A 5 hp 4-stroke will be plenty of motor for your boat. One of your main concerns will be shaft length, 15" or 20", referred to as short shaft or long shaft, and is measured from the top inside of the mounting bracket to the horizontal plate, called the cavitation plate, directly above the prop. Measure your Gamefisher; most likely it is a short shaft; I had one. Before you buy, have someone, preferably a little heavier than you, go forward while you are back with the motor. When he is forward at the bow, does your cavitation plate come out of the water. If it does, you should seriously consider the longer shaft option. Check out Onlineoutboards.com for new or Ebay for a used motor.


----------



## zz4gta (Aug 15, 2007)

Those are very good prices for dacron. My boat is a little bigger but was quoted around 1200+ for a mainsail. The main I ended up getting was around $2200. 

If measuring worries you, might want to consider hiring a sailmaker to measure your boat. Although, that may be frowned upon, most of the time sailmakers expect to make a sale after doing the leg work. 

The 7.5 will be fine. I have a 3000 lbs boat with a 3.5hp motor that moves just fine. Although, when the wind and waves are up, it's just better to sail.


----------



## sailortjk1 (Dec 20, 2005)

Another source to mention is FX Sails.
Sunfish Sails, Catalina Sails, Spinnakers, Hobie Sails, Small Boat Sails from the Sail Store

Just be warned, they get mixed reviews.
I have heard very good things about the quality and the price for new sails usually can not be beat. I have sailed on a boat that uses these sails and for the normal recreational boater, the quality is very good.
The negatives have always been poor delivery time. If you want them new for Spring you should be ok.
Thier on line quote request is very fast and easy.


----------



## [email protected] (Dec 15, 2011)

Check out The Sail Warehouse and National Sail Supply. Both have reasonable prices for cruising sails and are good people to deal with.


----------



## hellosailor (Apr 11, 2006)

fishdragon, beware of measuring your old sails to get dimensions. Old sails are stretched out, and the dimensions will exceed the "correct" dimensions for you boat. When in doubt ask the loft if they have the design specs for your boat, or use a steel (not fiberglass) tape measure and also measure the dimensions on your rig. It is an assumption, sometimes wrong, that the correct original rig is on an old boat. When you're ordering sails--you don't want any assumptions.

Also consider that a loft which is paying attention to business should be willing and able to answer any question you have--and if they don't or can't answer, maybe that's a reason to use another loft, even if it costs a bit more.
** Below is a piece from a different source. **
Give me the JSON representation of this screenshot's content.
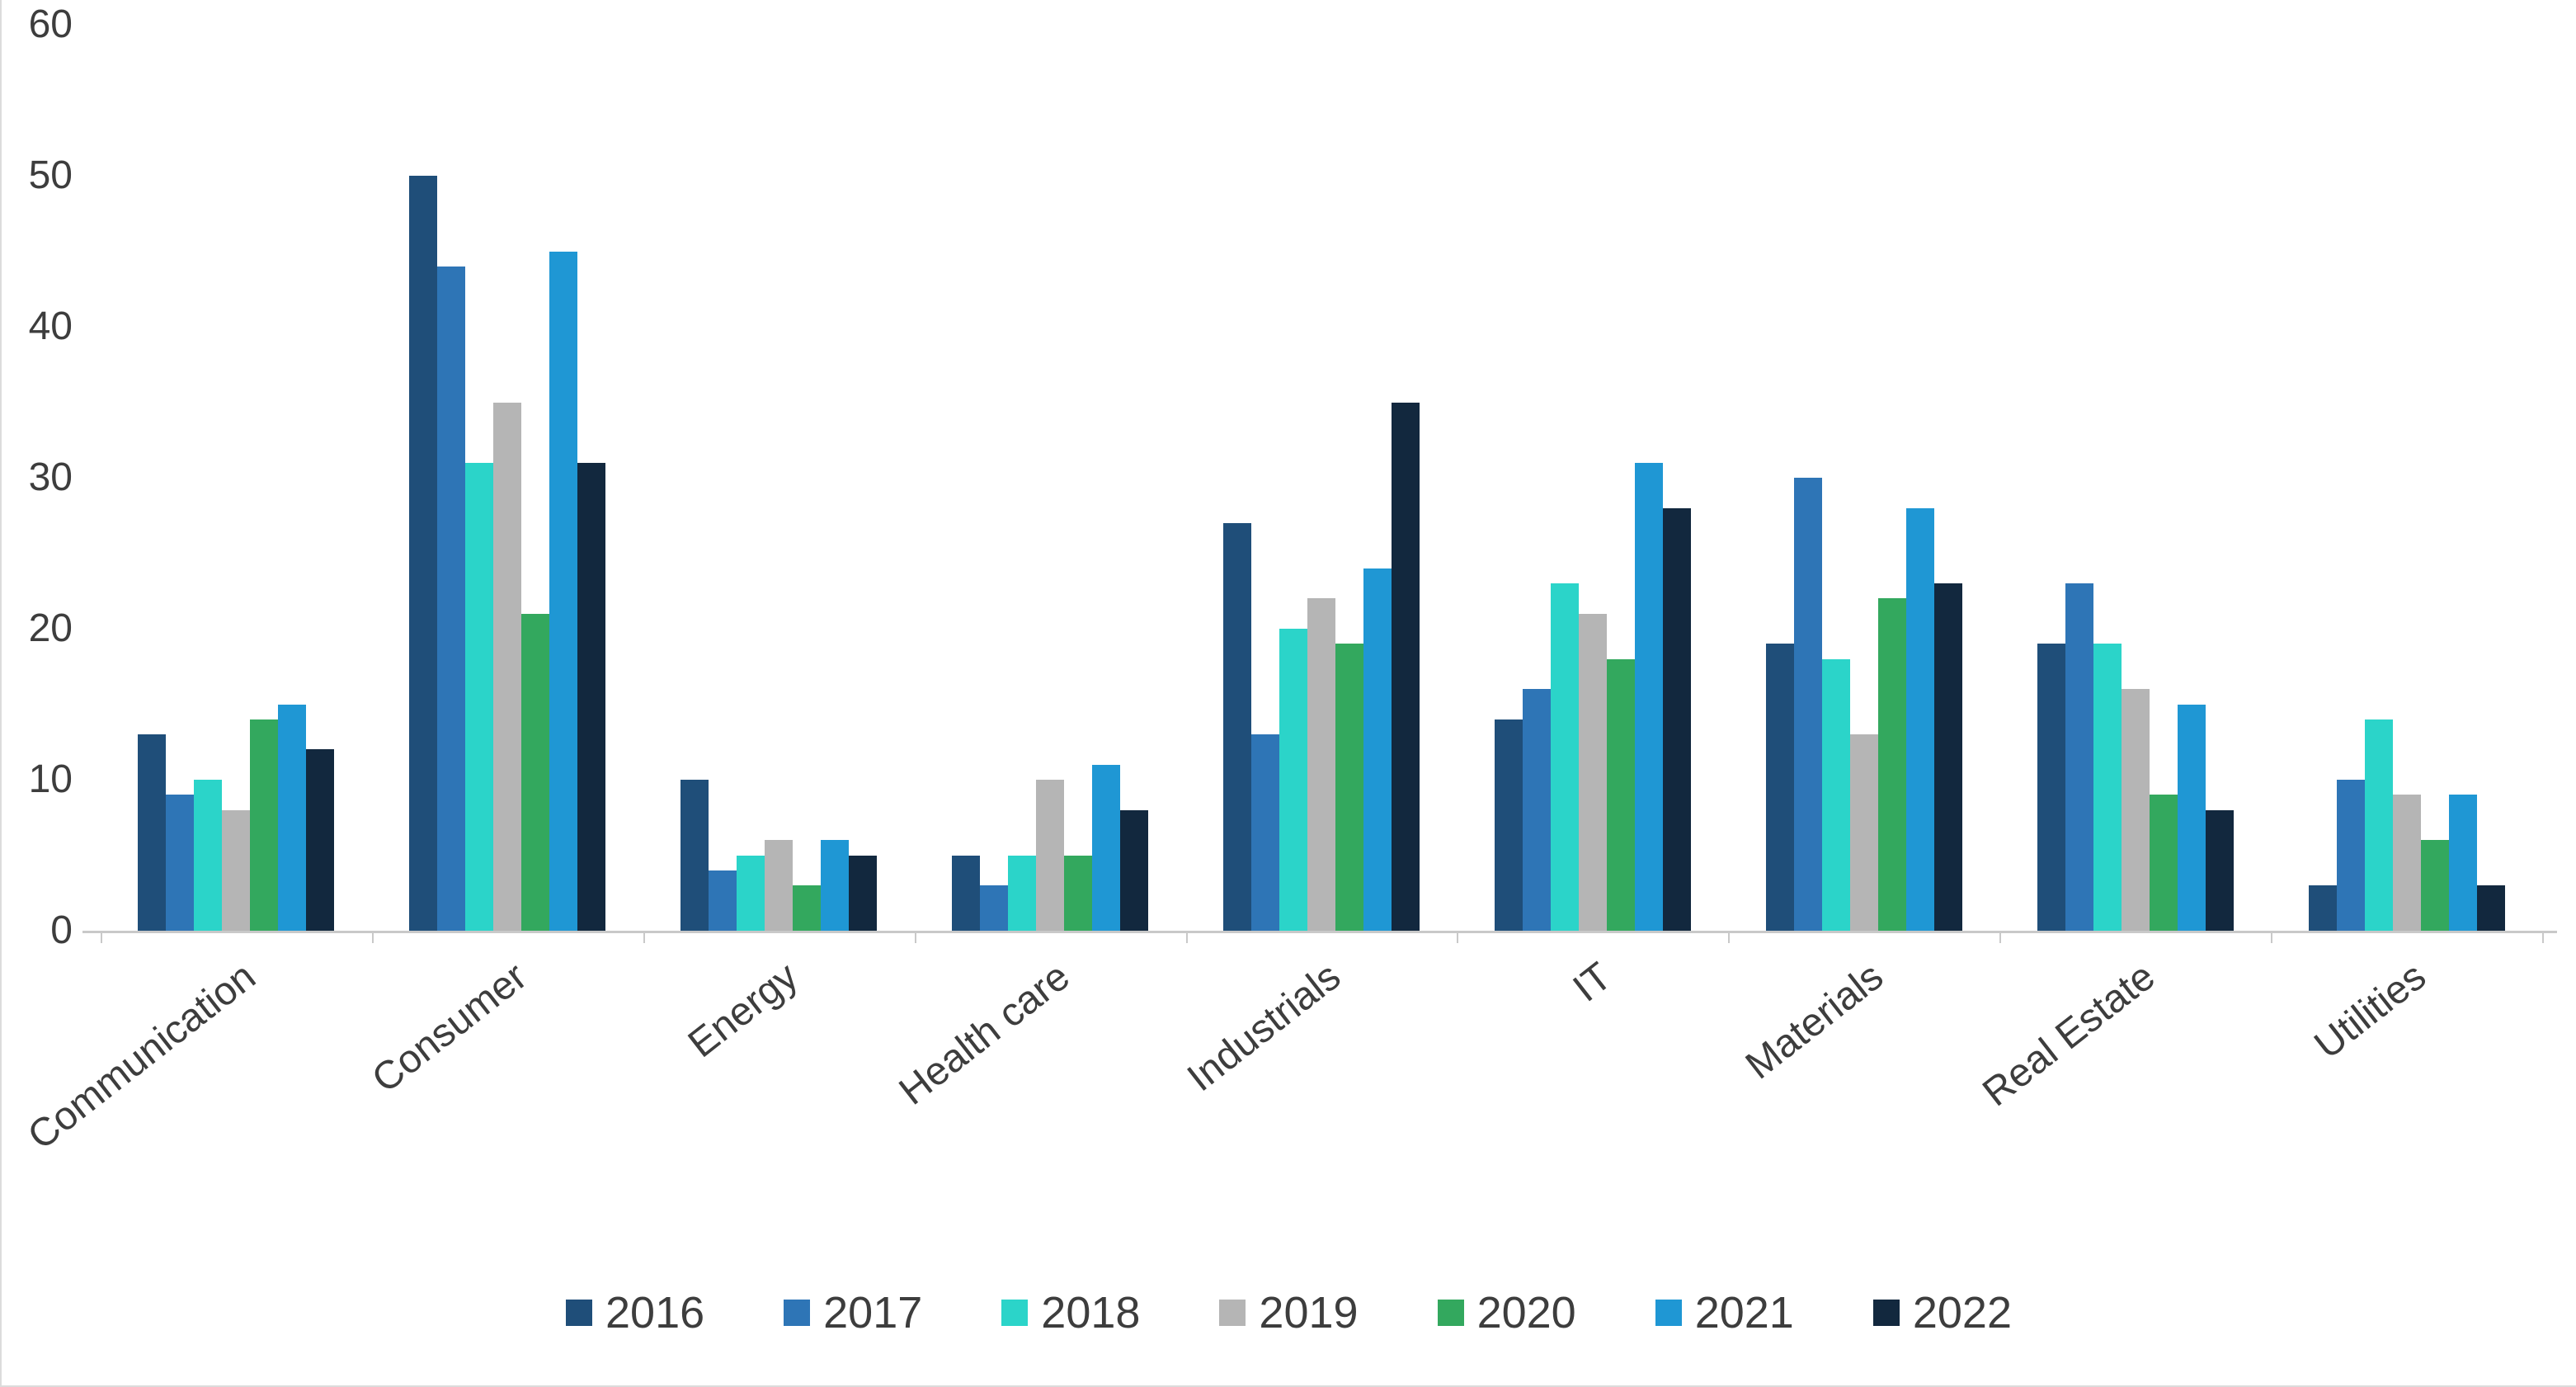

You may not want racing sails if you are not racing. Consider that a cruiser may have just two sails (main & fore) or four sails (add two storm sails) while a racer is more likely to have 6, 8, 10 or more. A "light main" for winds under 10 knots, a heavier one, multiple foresails, etc. The weight and shape of the main can be cut for specific wind ranges, and you might want to think about your local winds and ask the loft about cloth weight, etc. Durable usually means heavier, and heavier is not so good if you are in an area that has light winds a lot of the time during sailing season. OTOH if you are in a region with constant heavy winds--you don't want a lighter less expensive cloth.

Don't be afraid to ask the loft. Or to tell them, you're new to this, what other options should you be looking at.


----------



## zz4gta (Aug 15, 2007)

+1 to hellosailor's comments. Sailing, and "racing" are two separate activities. And they require separate tools to do well.


----------



## FishDragon (Nov 26, 2011)

What helpful information - thank you everyone! Have a great weekend!!

Marc


----------